The Role of Robotics
Yesterday
China’s ambitious “Made in China 2025” plan, initiated in 2015, set out to position the country as a leader in advanced manufacturing, covering ten strategic sectors, including robotics (which is #2 on the chart below).
After nearly a decade, the overall ten areas targeted by “Made in China 2025” have had their share of detractors, like Lee Branstetter, professor of economics and public policy at CMU’s Heinz College: “There was little evidence of increases in productivity, R&D expenditures, patenting, and profitability.”
Or, those on the other side like this recent Bloomberg piece, Almost 10 Years Later, China’s ‘Made In 2025’ Has Succeeded. Bloomberg cites China’s successes in EVs, solar, and semiconductor production, 5G, commercial airlines, shipbuilding, artificial intelligence (AI), automation and robotics, many of which came into prominence over the decade 2015-2025. All the while, China was still juggling advances in aerospace, high-speed railways, and medicine, as well as massive civil engineering projects like dam building and the reclamation of vast stretches of desert. Not to mention the big kahuna, its Belt & Road Initiative.

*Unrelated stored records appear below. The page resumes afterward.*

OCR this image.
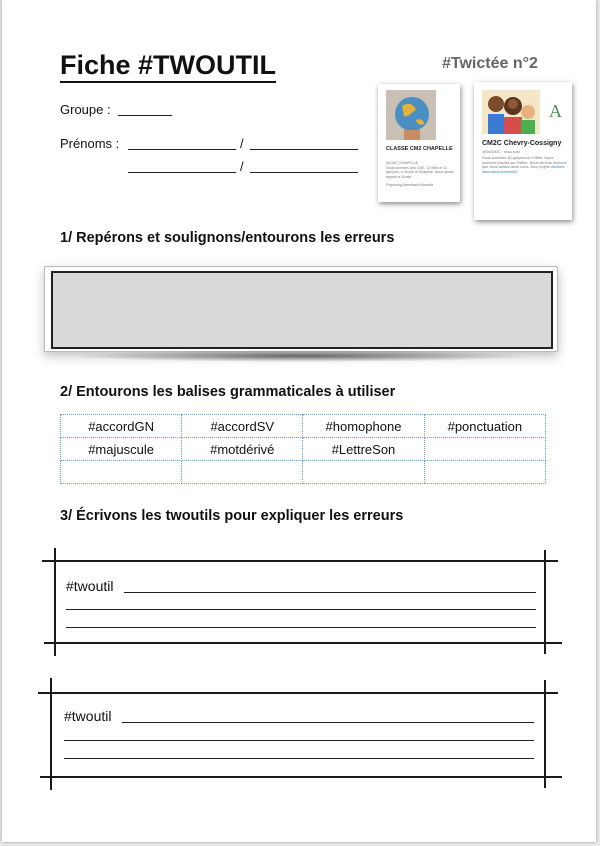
Fiche #TWOUTIL	#Twictée n°2
Groupe :
Prénoms :	/
/
CLASSE CM2 CHAPELLE
@CM2_CHAPELLE
Nous sommes des CM2, 13 filles et 11 garçons, à l'école la Chapelle. Nous avons appelé le Gratin
Flaymung Artembach Moselle
A
CM2C Chevry-Cossigny
@SixCM2C · nous suivi
Nous sommes 16 garçons et 9 filles. Nous sommes inscrits sur Twitter. Nous serions heureux que vous twittiez avec nous. Nos projets #twictée #atouslesnombresB2
1/ Repérons et soulignons/entourons les erreurs
2/ Entourons les balises grammaticales à utiliser
#accordGN	#accordSV	#homophone	#ponctuation
#majuscule	#motdérivé	#LettreSon	

3/ Écrivons les twoutils pour expliquer les erreurs
#twoutil
#twoutil
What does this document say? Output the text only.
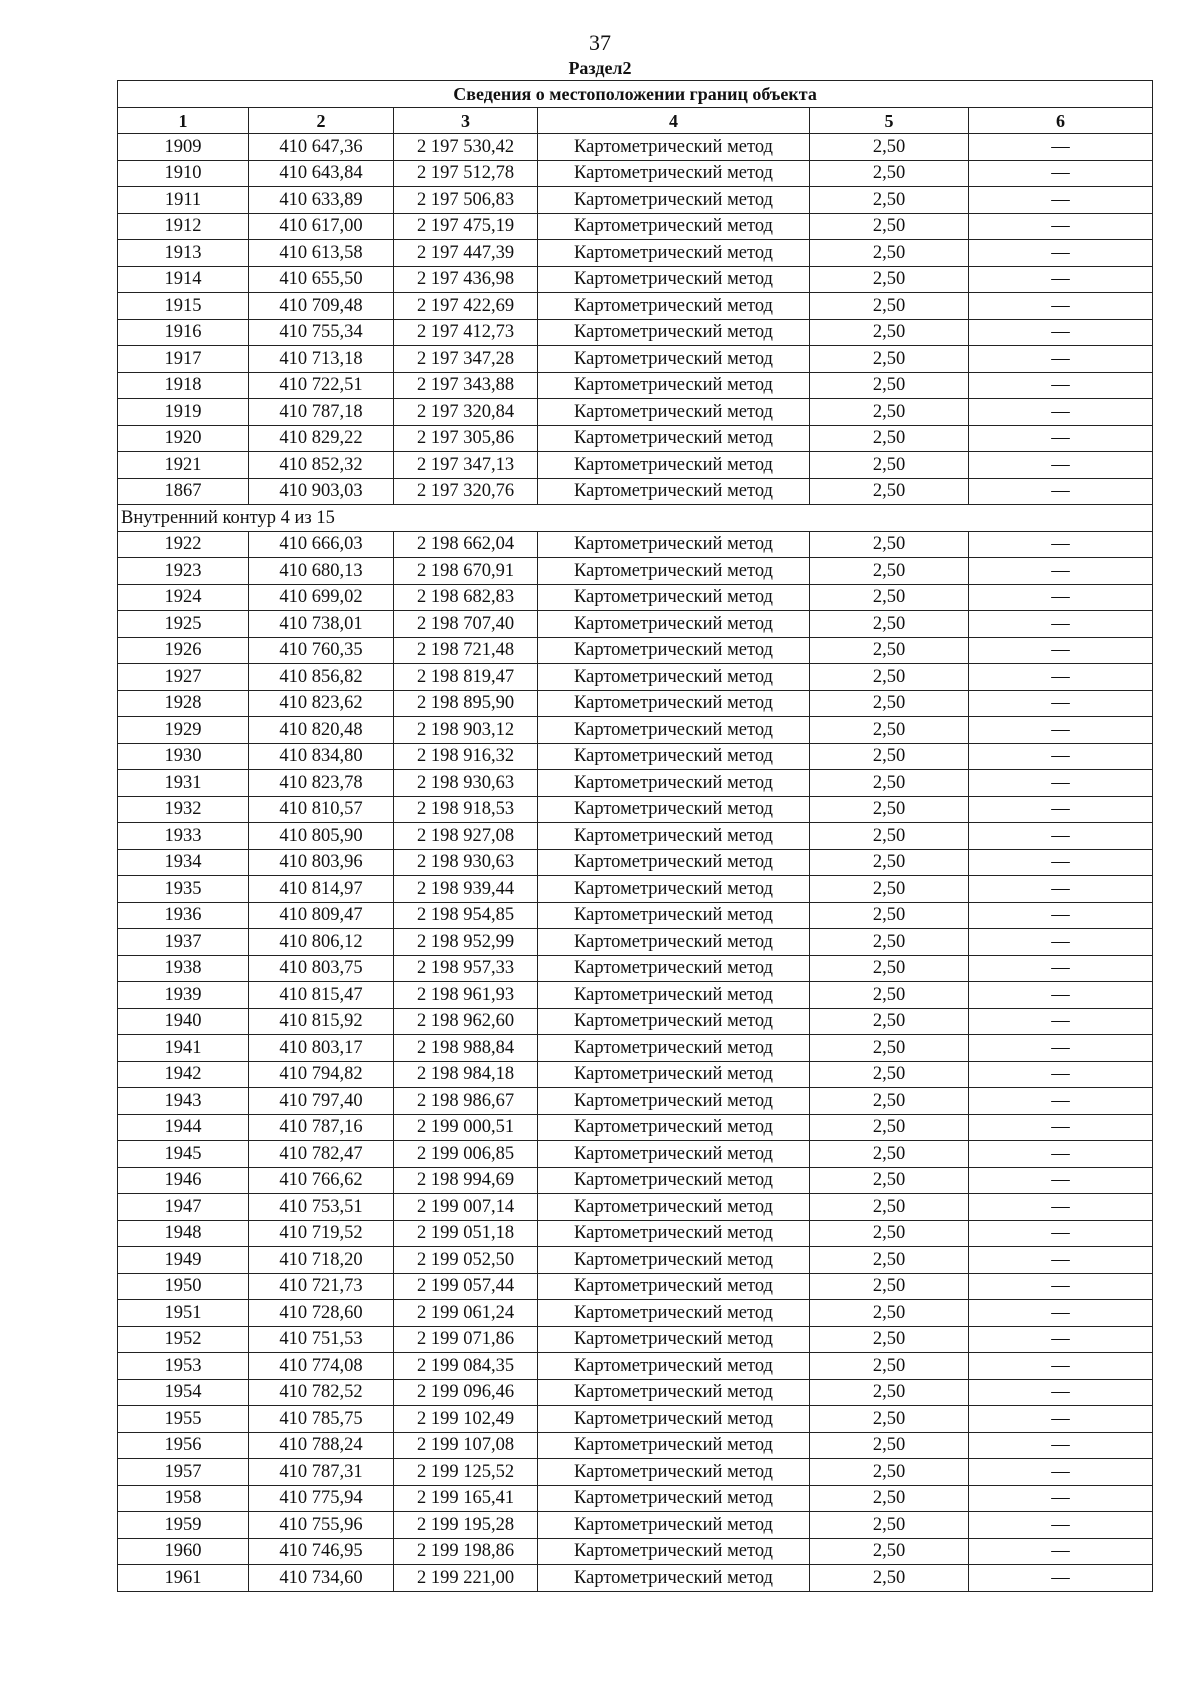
37
Раздел2
Сведения о местоположении границ объекта					
1	2	3	4	5	6
1909	410 647,36	2 197 530,42	Картометрический метод	2,50	—
1910	410 643,84	2 197 512,78	Картометрический метод	2,50	—
1911	410 633,89	2 197 506,83	Картометрический метод	2,50	—
1912	410 617,00	2 197 475,19	Картометрический метод	2,50	—
1913	410 613,58	2 197 447,39	Картометрический метод	2,50	—
1914	410 655,50	2 197 436,98	Картометрический метод	2,50	—
1915	410 709,48	2 197 422,69	Картометрический метод	2,50	—
1916	410 755,34	2 197 412,73	Картометрический метод	2,50	—
1917	410 713,18	2 197 347,28	Картометрический метод	2,50	—
1918	410 722,51	2 197 343,88	Картометрический метод	2,50	—
1919	410 787,18	2 197 320,84	Картометрический метод	2,50	—
1920	410 829,22	2 197 305,86	Картометрический метод	2,50	—
1921	410 852,32	2 197 347,13	Картометрический метод	2,50	—
1867	410 903,03	2 197 320,76	Картометрический метод	2,50	—
Внутренний контур 4 из 15					
1922	410 666,03	2 198 662,04	Картометрический метод	2,50	—
1923	410 680,13	2 198 670,91	Картометрический метод	2,50	—
1924	410 699,02	2 198 682,83	Картометрический метод	2,50	—
1925	410 738,01	2 198 707,40	Картометрический метод	2,50	—
1926	410 760,35	2 198 721,48	Картометрический метод	2,50	—
1927	410 856,82	2 198 819,47	Картометрический метод	2,50	—
1928	410 823,62	2 198 895,90	Картометрический метод	2,50	—
1929	410 820,48	2 198 903,12	Картометрический метод	2,50	—
1930	410 834,80	2 198 916,32	Картометрический метод	2,50	—
1931	410 823,78	2 198 930,63	Картометрический метод	2,50	—
1932	410 810,57	2 198 918,53	Картометрический метод	2,50	—
1933	410 805,90	2 198 927,08	Картометрический метод	2,50	—
1934	410 803,96	2 198 930,63	Картометрический метод	2,50	—
1935	410 814,97	2 198 939,44	Картометрический метод	2,50	—
1936	410 809,47	2 198 954,85	Картометрический метод	2,50	—
1937	410 806,12	2 198 952,99	Картометрический метод	2,50	—
1938	410 803,75	2 198 957,33	Картометрический метод	2,50	—
1939	410 815,47	2 198 961,93	Картометрический метод	2,50	—
1940	410 815,92	2 198 962,60	Картометрический метод	2,50	—
1941	410 803,17	2 198 988,84	Картометрический метод	2,50	—
1942	410 794,82	2 198 984,18	Картометрический метод	2,50	—
1943	410 797,40	2 198 986,67	Картометрический метод	2,50	—
1944	410 787,16	2 199 000,51	Картометрический метод	2,50	—
1945	410 782,47	2 199 006,85	Картометрический метод	2,50	—
1946	410 766,62	2 198 994,69	Картометрический метод	2,50	—
1947	410 753,51	2 199 007,14	Картометрический метод	2,50	—
1948	410 719,52	2 199 051,18	Картометрический метод	2,50	—
1949	410 718,20	2 199 052,50	Картометрический метод	2,50	—
1950	410 721,73	2 199 057,44	Картометрический метод	2,50	—
1951	410 728,60	2 199 061,24	Картометрический метод	2,50	—
1952	410 751,53	2 199 071,86	Картометрический метод	2,50	—
1953	410 774,08	2 199 084,35	Картометрический метод	2,50	—
1954	410 782,52	2 199 096,46	Картометрический метод	2,50	—
1955	410 785,75	2 199 102,49	Картометрический метод	2,50	—
1956	410 788,24	2 199 107,08	Картометрический метод	2,50	—
1957	410 787,31	2 199 125,52	Картометрический метод	2,50	—
1958	410 775,94	2 199 165,41	Картометрический метод	2,50	—
1959	410 755,96	2 199 195,28	Картометрический метод	2,50	—
1960	410 746,95	2 199 198,86	Картометрический метод	2,50	—
1961	410 734,60	2 199 221,00	Картометрический метод	2,50	—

Here at the end of 2024, who else on the planet has taken on such a bold, national plan? No one! Deng Xiaoping, the country’s former leader, was fond of saying that his people were at their best when taking on such colossal projects. Or, as he put it: “The only hard truth is development.” Maybe he was right. He died in 1997, a dozen years before “Made in China 2025” kicked off its massive undertaking.
Automated machine tools & robotics, #2 on the Strategic Priorities list (see chart) for “Made in China 2025” was one of the most prized by China because it was the hoped-for realization that could shift manufacturing from low-quality goods to higher-value products and services, making China a global leader in high-tech manufacturing.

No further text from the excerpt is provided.